Double Fine’s Broken Age is a weird beast of a game. The first big giant kickstarter success story, its humble beginnings quickly ballooned into a game so sizable that it’s been split into two parts, one releasing now and the other releasing later in the year. I was tempted to wait, but a new game showing up that I knew I could play in an evening was exciting, so play it I did.
Broken Age is an adventure game through and through. You click around environments, talk to people, collect and combine items, and then use said items to enact the progress of the story. What’s interesting about it though is that it takes this very static framework and gives it an ease of use that is welcome, though hardly revelatory. This is a game where it’s nearly impossible to get stuck so long as one stops and thinks, where backtracking is kept to a minimum, and nothing feels truly obtuse. The gimmick, such as it is, is that there’s two characters that you can switch between on the fly, but honestly they operate as wholly separate entities with only a thematic idea between them. This is as traditional as adventure games get in structure.
What’s more interesting then is the thematic elements. Broken Age is a charming story, full of jokes that are incisive without being mean spirited, something games seem to have a hard time with. But as importantly, underneath all the jokes, is a message that took me by surprise. The young woman, Vella, has a story that’s about the subjugation of women by the culture they live in, where maidens are fed to a monster yearly to appease it. Vella thinks this idea is quite rightly stupid, and seeks instead to not only fight the monster, but spur others to her cause.

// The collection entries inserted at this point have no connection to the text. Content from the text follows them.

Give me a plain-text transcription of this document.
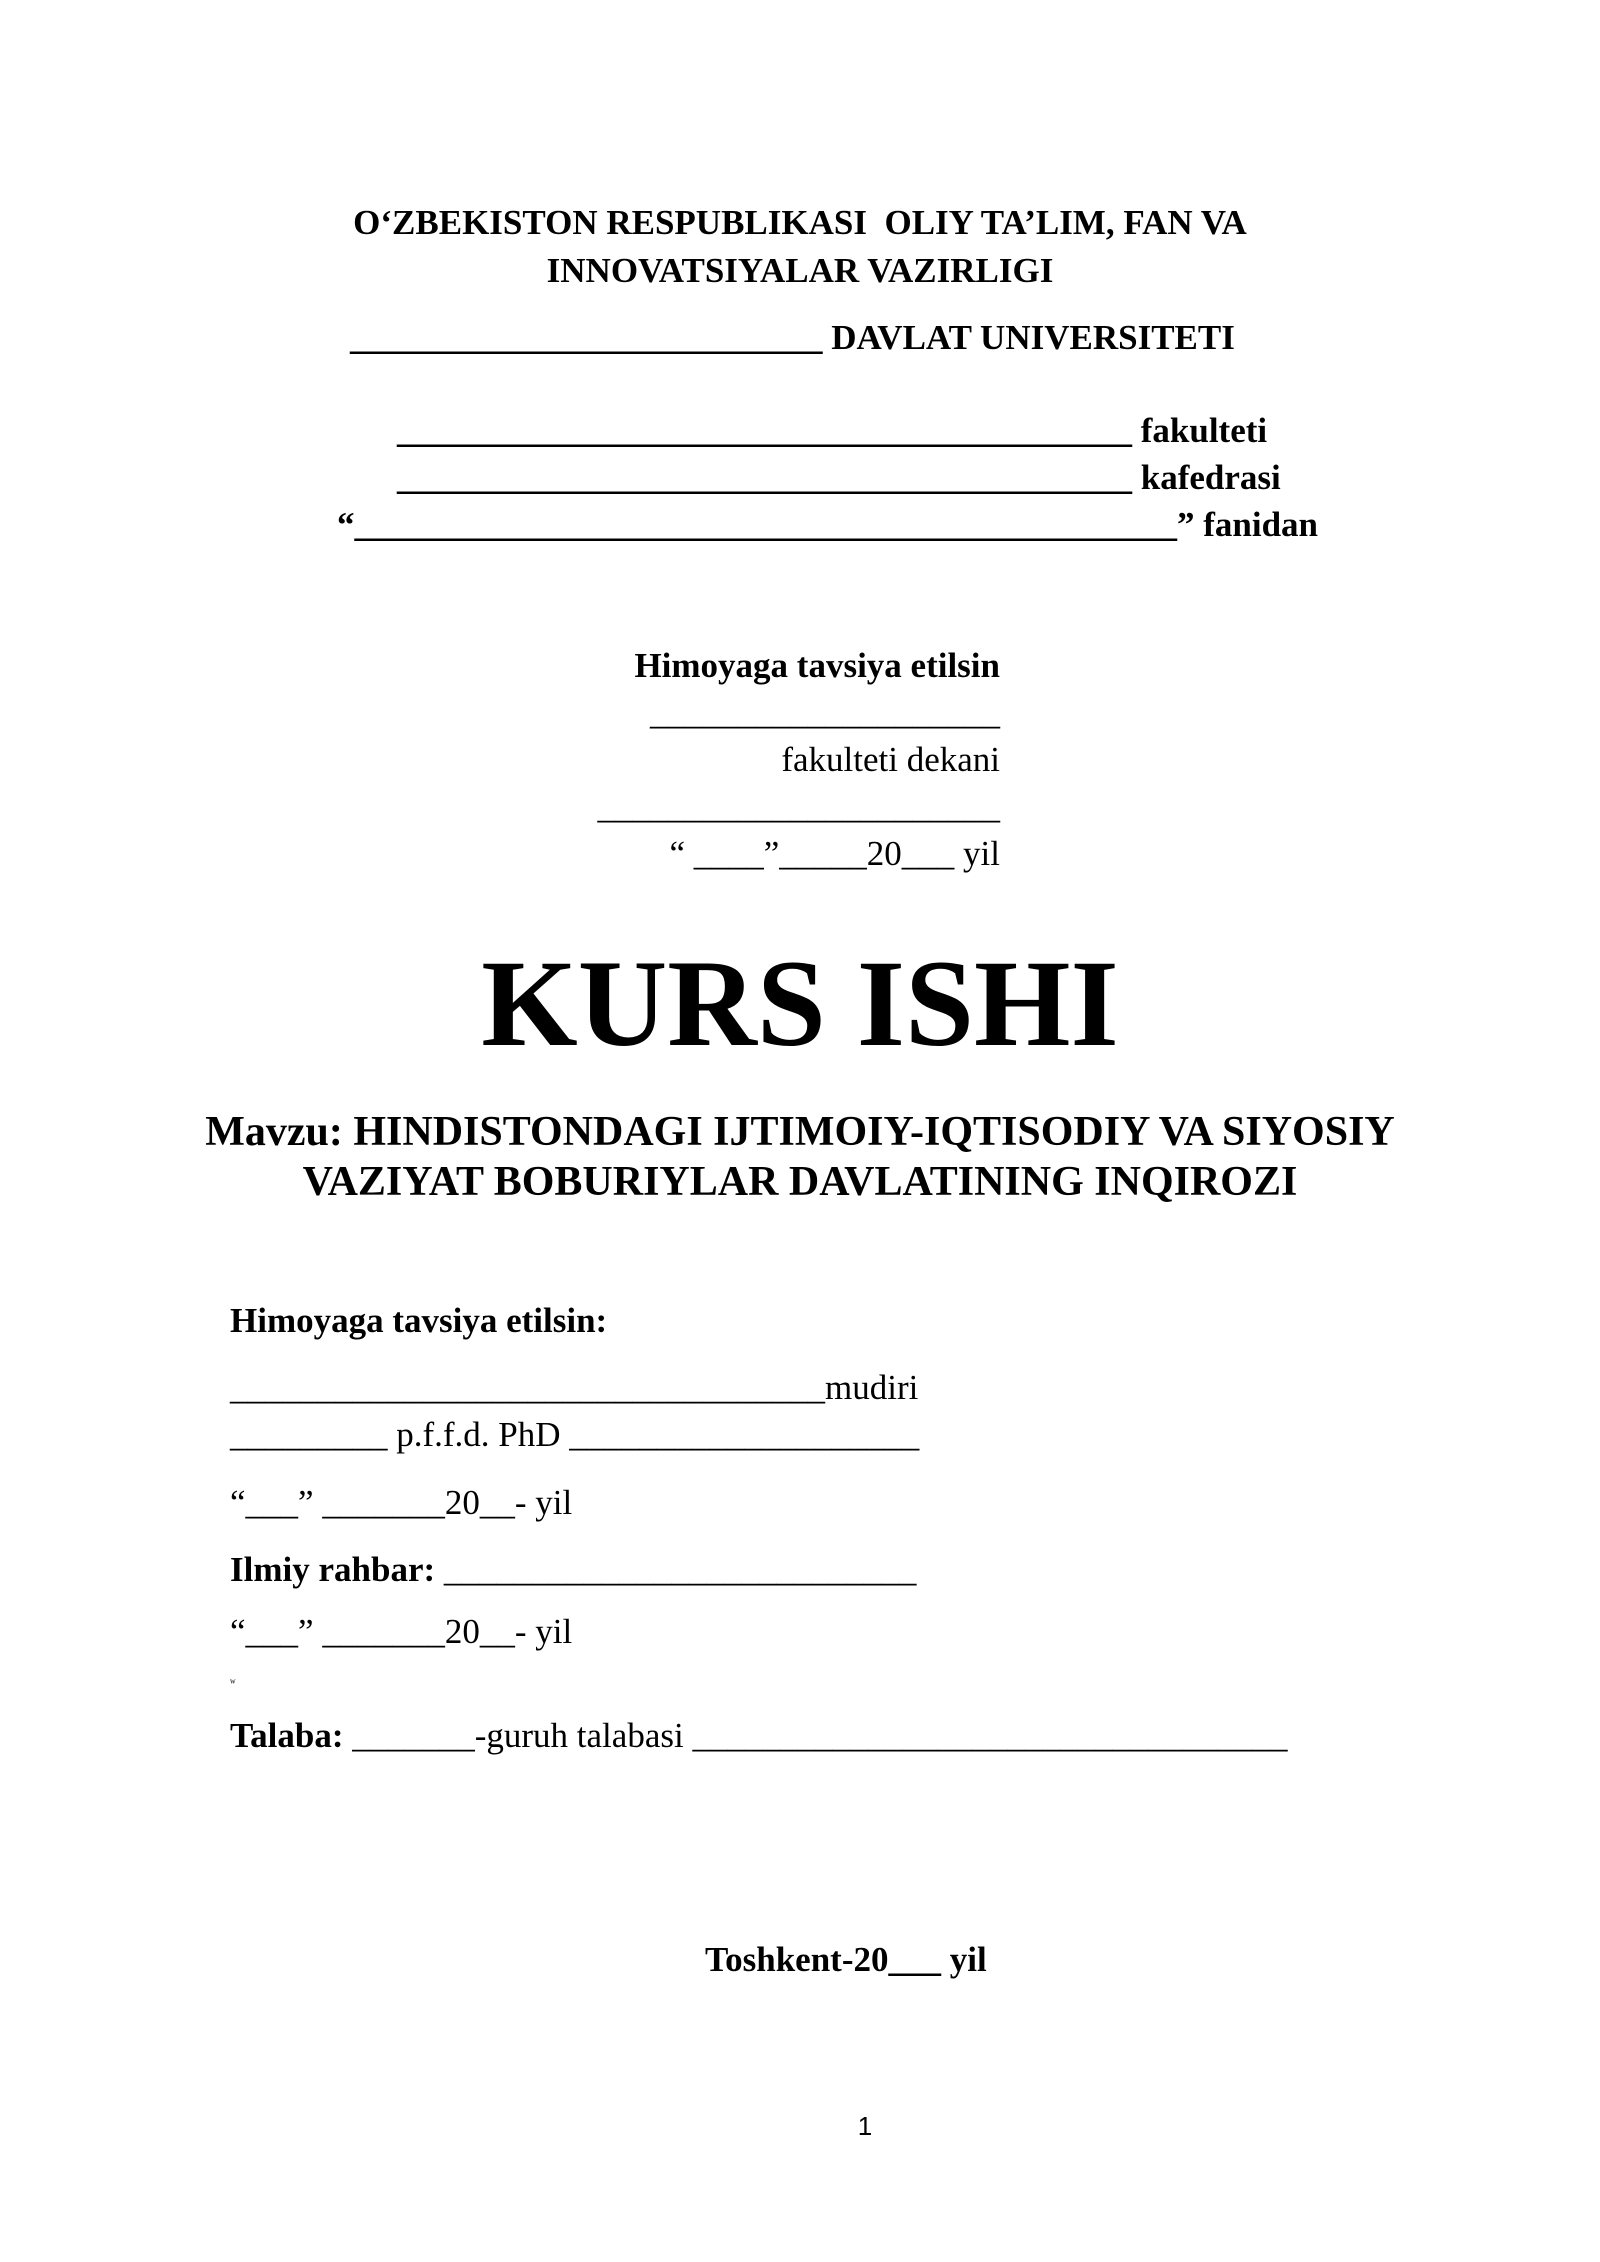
O‘ZBEKISTON RESPUBLIKASI  OLIY TA’LIM, FAN VA
INNOVATSIYALAR VAZIRLIGI
___________________________ DAVLAT UNIVERSITETI
__________________________________________ fakulteti
__________________________________________ kafedrasi
“_______________________________________________” fanidan
Himoyaga tavsiya etilsin
____________________
fakulteti dekani
_______________________
“ ____”_____20___ yil
KURS ISHI
Mavzu: HINDISTONDAGI IJTIMOIY-IQTISODIY VA SIYOSIY
VAZIYAT BOBURIYLAR DAVLATINING INQIROZI
Himoyaga tavsiya etilsin:
__________________________________mudiri
_________ p.f.f.d. PhD ____________________
“___” _______20__- yil
Ilmiy rahbar: ___________________________
“___” _______20__- yil
ʷ
Talaba: _______-guruh talabasi __________________________________
Toshkent-20___ yil
1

Anyone who pays attention to video games knows that games have a very real problem with portrayals, inclusion, and treatment of women, from game making to game playing. So it’s surprising to see a story here that actually is about what it means to challenge an oppressive patriarchal status quo, and how it can affect even those who suffer under it into believing the backwards lies they’ve been fed. It’s presented in the context of a Disney-style fairy tale, but it’s really clear about what it is in a way that I can’t help but marvel it.
The game is a treat, even in its half-completed state, but its willingness to be this nostalgic revisiting of a genre and also a fairly progressive (for a widely released, big-studio game, very progressive) game in its messaging is commendable. Broken Age manages to have a foot in both the future and the past, but instead of feeling held back it really turns that into something lovingly crafted and wholly consistent.